Japanese government bond (JGB) yields plunged to their lowest since November 2016 on Friday after the Federal Reserve abruptly abandoned a tightening policy bias, sending U.S. bond yields sharply lower. Ten-year JGB futures gained 0.23 point to 152.96 yen in afternoon trade, with a trading volume of 18,720 lots.
ECONOMIC NEWS: Japan Overall Inflation Up 0.2% On Year In February -- Japan overall nationwide inflation was up 0.2 percent on year in February, the Ministry of Internal Affairs and Communications said on Friday, unchanged from the January reading. Japan's core consumer price index (CPI), which includes oil products but excludes volatile fresh food costs, rose 0.7% in February from a year earlier, according to the Ministry of Internal Affairs and Communications data, as the world's third-largest economy continues its years-long battle to stoke inflation.

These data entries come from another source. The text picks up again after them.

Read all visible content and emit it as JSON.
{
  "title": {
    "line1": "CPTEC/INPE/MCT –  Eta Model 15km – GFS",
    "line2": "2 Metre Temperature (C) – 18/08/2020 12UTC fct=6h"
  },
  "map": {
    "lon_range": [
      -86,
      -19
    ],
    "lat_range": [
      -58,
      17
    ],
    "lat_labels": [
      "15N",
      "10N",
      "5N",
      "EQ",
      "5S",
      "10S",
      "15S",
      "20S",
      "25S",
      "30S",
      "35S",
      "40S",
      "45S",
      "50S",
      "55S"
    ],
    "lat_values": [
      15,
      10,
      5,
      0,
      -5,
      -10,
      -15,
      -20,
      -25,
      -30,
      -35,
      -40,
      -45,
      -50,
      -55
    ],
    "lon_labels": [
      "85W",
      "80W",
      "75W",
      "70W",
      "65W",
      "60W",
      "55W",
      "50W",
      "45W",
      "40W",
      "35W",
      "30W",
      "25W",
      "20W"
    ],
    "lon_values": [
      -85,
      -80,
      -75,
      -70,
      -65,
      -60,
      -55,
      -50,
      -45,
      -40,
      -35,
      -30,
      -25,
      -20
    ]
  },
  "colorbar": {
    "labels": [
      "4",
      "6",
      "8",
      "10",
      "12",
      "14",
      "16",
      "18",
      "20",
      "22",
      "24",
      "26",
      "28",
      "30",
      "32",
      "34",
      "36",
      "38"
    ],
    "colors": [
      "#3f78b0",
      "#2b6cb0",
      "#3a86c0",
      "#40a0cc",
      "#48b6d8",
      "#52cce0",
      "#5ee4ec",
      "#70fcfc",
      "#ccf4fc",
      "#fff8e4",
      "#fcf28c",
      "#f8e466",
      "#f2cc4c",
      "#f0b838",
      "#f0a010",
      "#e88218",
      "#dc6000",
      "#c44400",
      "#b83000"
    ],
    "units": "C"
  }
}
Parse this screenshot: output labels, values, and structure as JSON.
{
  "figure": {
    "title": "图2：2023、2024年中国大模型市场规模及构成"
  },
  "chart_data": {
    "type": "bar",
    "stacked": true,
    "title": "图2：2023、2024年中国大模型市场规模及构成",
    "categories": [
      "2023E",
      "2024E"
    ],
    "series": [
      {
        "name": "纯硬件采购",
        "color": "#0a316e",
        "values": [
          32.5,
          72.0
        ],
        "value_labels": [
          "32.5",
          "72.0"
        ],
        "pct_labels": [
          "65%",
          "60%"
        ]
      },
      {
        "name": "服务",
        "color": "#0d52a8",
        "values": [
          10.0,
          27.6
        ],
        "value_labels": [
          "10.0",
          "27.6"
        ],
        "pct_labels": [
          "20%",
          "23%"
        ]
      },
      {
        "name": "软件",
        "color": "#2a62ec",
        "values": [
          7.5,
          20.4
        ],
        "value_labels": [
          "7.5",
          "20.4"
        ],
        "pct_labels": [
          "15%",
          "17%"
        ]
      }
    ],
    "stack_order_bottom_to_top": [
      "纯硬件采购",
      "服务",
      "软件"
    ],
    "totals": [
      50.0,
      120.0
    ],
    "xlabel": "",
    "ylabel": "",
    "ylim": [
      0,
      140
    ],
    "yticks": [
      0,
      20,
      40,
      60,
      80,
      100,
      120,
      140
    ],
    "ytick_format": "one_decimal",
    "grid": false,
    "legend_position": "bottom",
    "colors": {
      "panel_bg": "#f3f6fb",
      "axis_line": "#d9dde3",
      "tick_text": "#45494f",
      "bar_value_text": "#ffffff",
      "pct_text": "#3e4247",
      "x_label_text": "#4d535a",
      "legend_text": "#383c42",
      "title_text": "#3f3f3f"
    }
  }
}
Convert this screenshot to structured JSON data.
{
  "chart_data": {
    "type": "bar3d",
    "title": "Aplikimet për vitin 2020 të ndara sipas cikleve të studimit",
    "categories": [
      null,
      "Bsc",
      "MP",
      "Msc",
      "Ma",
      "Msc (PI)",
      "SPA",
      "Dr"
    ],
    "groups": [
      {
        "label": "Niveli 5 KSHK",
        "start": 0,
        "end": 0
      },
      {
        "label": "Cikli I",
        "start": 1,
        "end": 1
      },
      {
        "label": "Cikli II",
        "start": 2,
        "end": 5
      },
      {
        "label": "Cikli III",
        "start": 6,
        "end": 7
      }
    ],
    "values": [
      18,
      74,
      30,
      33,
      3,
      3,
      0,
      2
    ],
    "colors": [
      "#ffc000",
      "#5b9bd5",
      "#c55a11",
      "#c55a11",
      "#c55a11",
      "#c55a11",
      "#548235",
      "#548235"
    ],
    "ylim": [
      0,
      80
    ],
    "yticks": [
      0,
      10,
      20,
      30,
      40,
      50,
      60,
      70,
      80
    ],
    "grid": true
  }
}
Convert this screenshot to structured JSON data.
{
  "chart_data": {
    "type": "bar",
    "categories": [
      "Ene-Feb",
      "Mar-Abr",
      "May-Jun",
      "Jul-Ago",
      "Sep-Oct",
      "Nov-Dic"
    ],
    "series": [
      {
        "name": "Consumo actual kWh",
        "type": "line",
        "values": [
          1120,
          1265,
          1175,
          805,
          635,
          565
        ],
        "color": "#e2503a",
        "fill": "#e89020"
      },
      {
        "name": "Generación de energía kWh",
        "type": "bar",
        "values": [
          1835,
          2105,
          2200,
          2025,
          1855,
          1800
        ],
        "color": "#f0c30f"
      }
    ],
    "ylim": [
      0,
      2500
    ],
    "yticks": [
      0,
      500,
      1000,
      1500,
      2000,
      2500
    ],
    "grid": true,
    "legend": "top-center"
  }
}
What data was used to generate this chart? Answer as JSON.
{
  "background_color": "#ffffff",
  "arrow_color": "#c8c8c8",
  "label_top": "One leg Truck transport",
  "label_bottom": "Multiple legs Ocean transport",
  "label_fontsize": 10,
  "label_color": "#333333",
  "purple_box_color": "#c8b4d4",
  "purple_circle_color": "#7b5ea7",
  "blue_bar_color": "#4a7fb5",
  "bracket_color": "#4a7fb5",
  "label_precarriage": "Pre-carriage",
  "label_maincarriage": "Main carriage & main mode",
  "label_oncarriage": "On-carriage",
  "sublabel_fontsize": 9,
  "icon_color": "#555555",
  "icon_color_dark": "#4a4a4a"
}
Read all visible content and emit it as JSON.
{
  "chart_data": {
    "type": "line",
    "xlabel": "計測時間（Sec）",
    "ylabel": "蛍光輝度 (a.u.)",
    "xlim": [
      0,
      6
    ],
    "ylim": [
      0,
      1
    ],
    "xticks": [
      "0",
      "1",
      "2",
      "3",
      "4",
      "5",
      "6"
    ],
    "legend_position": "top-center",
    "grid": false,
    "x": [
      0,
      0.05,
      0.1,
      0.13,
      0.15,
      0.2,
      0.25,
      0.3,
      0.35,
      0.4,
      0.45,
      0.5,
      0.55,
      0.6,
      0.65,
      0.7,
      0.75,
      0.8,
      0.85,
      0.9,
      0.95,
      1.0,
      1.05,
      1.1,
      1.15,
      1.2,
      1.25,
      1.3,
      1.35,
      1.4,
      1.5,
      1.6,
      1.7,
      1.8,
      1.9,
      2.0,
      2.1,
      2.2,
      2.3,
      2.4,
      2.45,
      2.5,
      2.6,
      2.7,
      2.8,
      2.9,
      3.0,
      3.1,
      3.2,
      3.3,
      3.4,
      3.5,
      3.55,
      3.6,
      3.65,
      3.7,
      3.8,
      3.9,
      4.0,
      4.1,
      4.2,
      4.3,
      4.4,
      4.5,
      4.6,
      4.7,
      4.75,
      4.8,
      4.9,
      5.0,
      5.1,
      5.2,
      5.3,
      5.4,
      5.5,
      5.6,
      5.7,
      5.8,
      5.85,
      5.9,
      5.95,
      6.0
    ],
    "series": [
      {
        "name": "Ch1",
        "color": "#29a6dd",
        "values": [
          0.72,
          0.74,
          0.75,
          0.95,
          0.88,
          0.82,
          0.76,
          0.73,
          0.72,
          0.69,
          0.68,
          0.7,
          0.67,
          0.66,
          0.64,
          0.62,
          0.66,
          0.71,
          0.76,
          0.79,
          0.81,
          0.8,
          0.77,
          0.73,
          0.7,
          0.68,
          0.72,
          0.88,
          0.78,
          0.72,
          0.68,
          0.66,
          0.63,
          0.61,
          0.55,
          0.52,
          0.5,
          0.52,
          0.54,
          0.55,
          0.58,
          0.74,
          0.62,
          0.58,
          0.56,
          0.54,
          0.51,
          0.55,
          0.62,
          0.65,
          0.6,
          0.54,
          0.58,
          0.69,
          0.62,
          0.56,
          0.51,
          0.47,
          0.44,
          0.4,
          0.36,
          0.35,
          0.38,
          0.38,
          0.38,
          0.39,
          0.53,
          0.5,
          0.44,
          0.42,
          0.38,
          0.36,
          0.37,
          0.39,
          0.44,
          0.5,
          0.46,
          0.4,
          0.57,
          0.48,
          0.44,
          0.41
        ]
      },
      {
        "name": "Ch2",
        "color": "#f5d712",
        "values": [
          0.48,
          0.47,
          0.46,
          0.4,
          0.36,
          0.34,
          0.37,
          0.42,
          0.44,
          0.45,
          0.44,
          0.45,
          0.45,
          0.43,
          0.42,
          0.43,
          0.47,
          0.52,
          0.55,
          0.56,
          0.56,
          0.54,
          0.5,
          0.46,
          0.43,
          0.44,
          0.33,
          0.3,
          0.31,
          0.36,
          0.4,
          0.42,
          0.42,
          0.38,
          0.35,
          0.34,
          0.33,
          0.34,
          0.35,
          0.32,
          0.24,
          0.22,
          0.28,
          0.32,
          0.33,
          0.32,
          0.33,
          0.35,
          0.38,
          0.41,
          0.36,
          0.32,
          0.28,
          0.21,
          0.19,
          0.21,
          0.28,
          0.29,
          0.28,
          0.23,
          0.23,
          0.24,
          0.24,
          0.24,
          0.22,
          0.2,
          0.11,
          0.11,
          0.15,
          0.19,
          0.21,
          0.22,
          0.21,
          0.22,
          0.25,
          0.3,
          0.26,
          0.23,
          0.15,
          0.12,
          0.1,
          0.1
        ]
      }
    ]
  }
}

The slowdown from January's 0.8% increase was due largely to a 1.3% drop in gasoline prices, which was the first year-on-year decline since November 2016, the data showed.
Japan Nikkei Manufacturing PMI Steady At 48.9 In March -- Japan manufacturing sector continued to contract at a steady pace with a manufacturing PMI score of 48.9, the latest survey from Nikkei revealed on Friday. That's unchanged from the February reading and it remains beneath the boom-or-bust line of 50 that separates expansion from contraction. Individually, there were further production cutbacks amid weaker new order inflows, while business confidence remained below the long-term average.